Nature Noire

Je remercie les Editions Boz'Dodor pour ce Service Presse !

 

Titre : Nature Noire

Auteur : Pianitza

Date de parution : 1 Juillet 2013

Genre : Policier / Thriller

Editeur : Editions Boz'Dodor

 

Résumé  : Me dire l'auteur de mes tableaux ? Ce serait pure vanité, acte criminel; ce serait tuer la beauté de la transe, celle qui jaillit naturellement du fond de nos entrailles. Parler de soi, c'est boire l'essence du meurtre artistique avant qu'il ne se sécrète sur le blanc. Je ne peux que rester blême et tremblant, sous l'œuvre, troublé par le travail qu'auront vomi mes mains dans ce moment de grâce. Trop loin de moi. De vous.

 

Ma Note : 2 / 6

Ma Chronique : Ce livre tourne autour de six personnages, pour bien comprendre, chaque titre de chapitre comporte le nom de l'acteur qui parle, exprime sa pensée. J'avoue que c'est assez destabilisant au possible de suivre les différentes histoire et raisonnements qui s'enchaînent. Une fois cette logique acquise, on arrive à peu prêt à suivre...

Le rapport entre la vie de chacun, leurs réflexions, leurs vécus est difficile à amalgamer.

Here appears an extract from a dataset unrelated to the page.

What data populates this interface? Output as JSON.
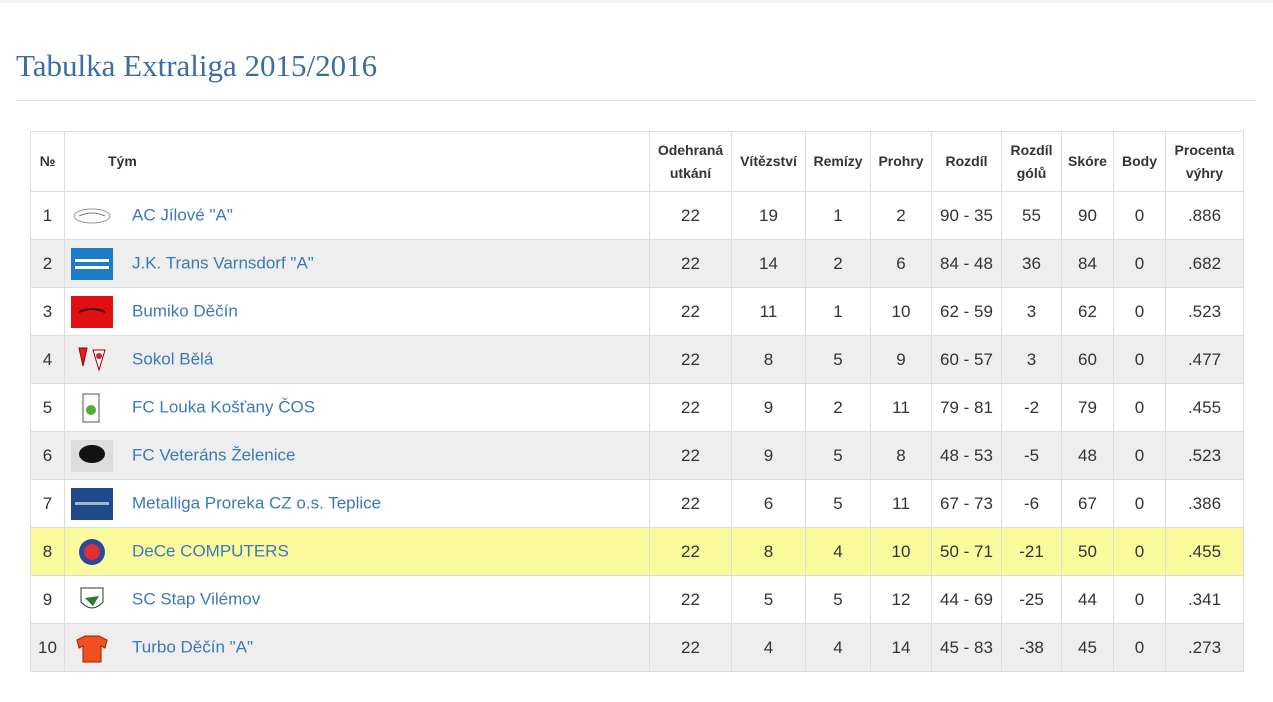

On ne comprend pas tout au long de notre lecture où l'auteur nous emmène.

On a :

Margaux, la fille sûr d'elle, de son pouvoir d'attraction sur les autres, qu'elle dédaigne, qu'elle rabaisse. Elle est sacastique, indifférente, despotique et incapable d'apitoiement.

Pauline, une fille sans complication, baba cool, gentille, qui malgré ses a priori qui sont justifiés face à Margaux, fini par tombé dans ces filets de l'époque. Oui, parce qu'n fait un bon en avant de 15 ans sans explications rationnelles.

Joséphine, que l'on connaît à travers le point de vue des autres, manipulable, une victime qui accepte son sort mais dont la face cachée est machiavélique, noire et profonde.

Jacques, le personnage le plus intéressant de mon point de vue. Un psychopathe qui donne dans le meurtre artistique, qui fait de ses peintures une oeuvre d'art macabre. Les peurs de ses victimes le mettent en transe, les fluides corporels sont son outil de travail, de création morbide.

Sa solitude est un délire insonore et parfait. C'est un prédateur de l'ombre, méthodique, révolté par le monde qui l'entoure, marginal. Il est attiré par les femmes meurtries, les coeurs démunis.

D'ailleurs, c'est bien dommage que son profil ne soit pas assez développé pour comprendre ce qui l'a amené sur le chemin de la perdition.

Marcus , un opportuniste, sa rencontre avec Jacques, fortuite sûrement, car on ne sait pas comment ils ont fait connaissance. Mais on découvre un être d'une perversité sans égale, attiré par l'oeuvre de Jacques mais de manière malsaine. Un homme de pouvoir désaxé, qui repart aussi vite qu'il est apparu dans le récit et le tout sans une once d'explications.

Et pour le final, le Gros, qui c'est révélé au contact du tueur, son déclencheur. Mais qui a un but moins noble. Là où le peintre a un minimum de respect pour ses victimes. Lui, c'est la déchéance, le plaisir personnel et égoïste qui le branche. D'ailleurs, son avenir n'est pas des plus glorieux, enseveli sous ses souvenirs destructeurs, dont la folie est incompréhensible, ses dialogues décousus sont un charabia peuplé d'abréviations dont lui seul à en connaît la signification.

Les destins des personnages s'éloignent, se rejoignent, se mélangent, se perdent et le spectateur avec.

C'est un déversement de paroles, d'analyses philosophique du monde et de sa noirceur.

Une plume lourde et compliquée à suivre, dans un méli mélo de complexité, d'introspections, un thriller déjanté dont je n'ai pas accroché à la passion sombre et ténébreuse, ni au chemin emprunté par l'auteur.

La fin reste pour moi, un enchevêtrement d'incompréhensions où je me suis perdue en cours de route.

 

Points négatifs :

-Pour un livre classé Policier / Thriller, je cherche encore l'intrigue policière ou autre.

-Le but de l'auteur reste un mystère !

-écrit de manière trop complexe.

-Le lecteur manque de repères

-Le passé des personnages est trop flou.